[Form 4] UNITED STATES ANTIMONY CORP Insider Trading Activity
Rhea-AI Filing Summary
United States Antimony Corp (UAMY) insider filing: Richard R. Isaak, SVP and Chief Financial Officer, reported awards on May 27, 2025 that were filed on Form 4. He received a time-based restricted stock unit award covering 180,000 common shares that vests one-third each on May 27 of 2025, 2026 and 2027, subject to continued service and shareholder approval of the company’s Amended Restated 2023 Equity Incentive Plan. He also received a stock option covering 200,000 underlying shares with an exercise price of $2.57, vesting upon satisfaction of specified performance measures during the option’s 10-year term and also conditioned on shareholder approval.
Positive
- Significant retention incentives: Grants of 180,000 RSU-equivalent shares and 200,000 option-underlying shares align the CFO with long-term shareholder value creation
- Performance and service alignment: RSUs vest over three years and the option vests on performance measures, tying compensation to results
Negative
- Contingent on shareholder approval: Both awards require approval of the Amended Restated 2023 Equity Incentive Plan, so awards are not guaranteed
- Potential dilution: If approved and fully vested/exercised, the awards could dilute existing shareholders depending on total share count
Insights
TL;DR: Insider awards align executive incentives but are contingent on shareholder approval, so near-term ownership unchanged.

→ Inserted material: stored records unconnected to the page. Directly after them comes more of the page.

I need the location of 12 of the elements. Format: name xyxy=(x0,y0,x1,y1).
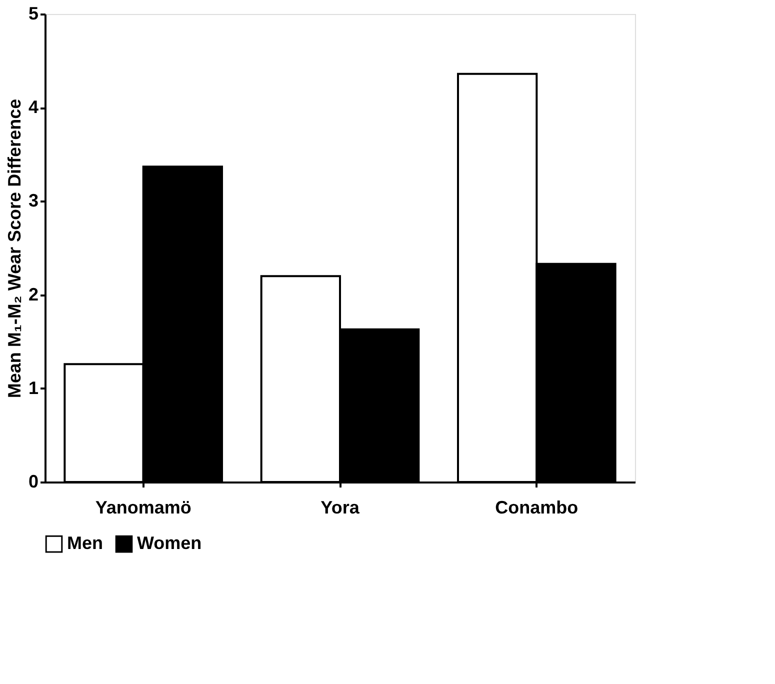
y-tick-label: 5 xyxy=(28,4,38,24)
legend-label: Women xyxy=(137,533,202,554)
y-tick-label: 3 xyxy=(28,190,38,211)
y-tick-label: 2 xyxy=(28,284,38,304)
y-tick-label: 4 xyxy=(28,97,38,118)
x-tick-label: Conambo xyxy=(495,498,578,518)
legend-label: Men xyxy=(67,533,103,554)
x-tick-label: Yora xyxy=(320,498,360,518)
y-axis-title: Mean M₁-M₂ Wear Score Difference xyxy=(4,98,24,398)
x-tick-label: Yanomamö xyxy=(95,498,192,518)
y-tick-label: 0 xyxy=(28,472,38,492)
y-tick-label: 1 xyxy=(28,378,38,398)
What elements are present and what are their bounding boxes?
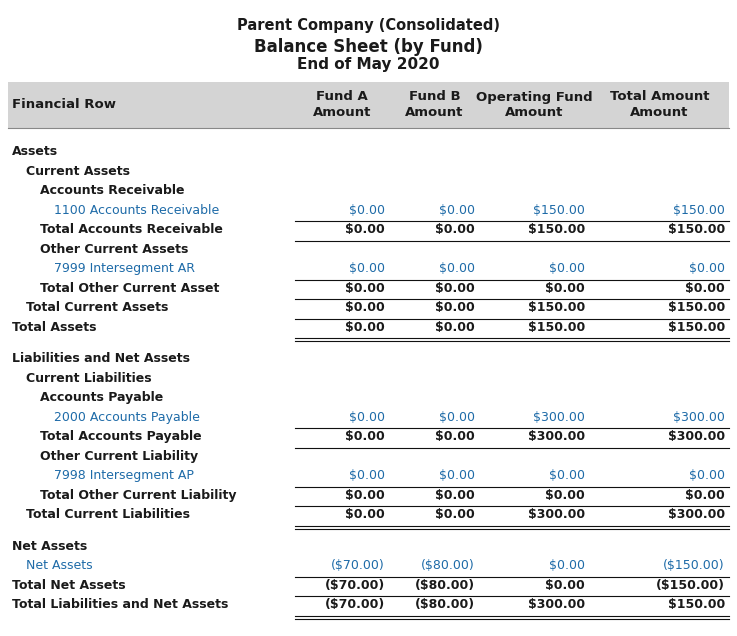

The filing documents sizeable equity awards to the CFO totaling 380,000 underlying shares (180,000 RSU equivalents and 200,000 stock option underlying shares). These grants are structured to retain and motivate management via time-based vesting and performance gates. Because both awards are explicitly contingent on shareholder approval of the Amended Restated 2023 Equity Incentive Plan, they do not immediately increase reported beneficial ownership. The stock option exercise price of $2.57 and the 10-year term are permissive but vesting tied to performance limits near-term dilutive impact.
TL;DR: Governance-wise, conditional grants are standard but place importance on upcoming shareholder vote.
The disclosure is transparent about contingencies and vesting schedules. Time-based RSUs vest in three equal tranches with continued service requirements; the option vests on achieving performance measures at any time within a 10-year window. Materiality to shareholders depends on whether the company secures approval for the Amended Restated 2023 Equity Incentive Plan; absent approval, the awards will not become effective. This makes the shareholder meeting outcome the key governance event related to these awards.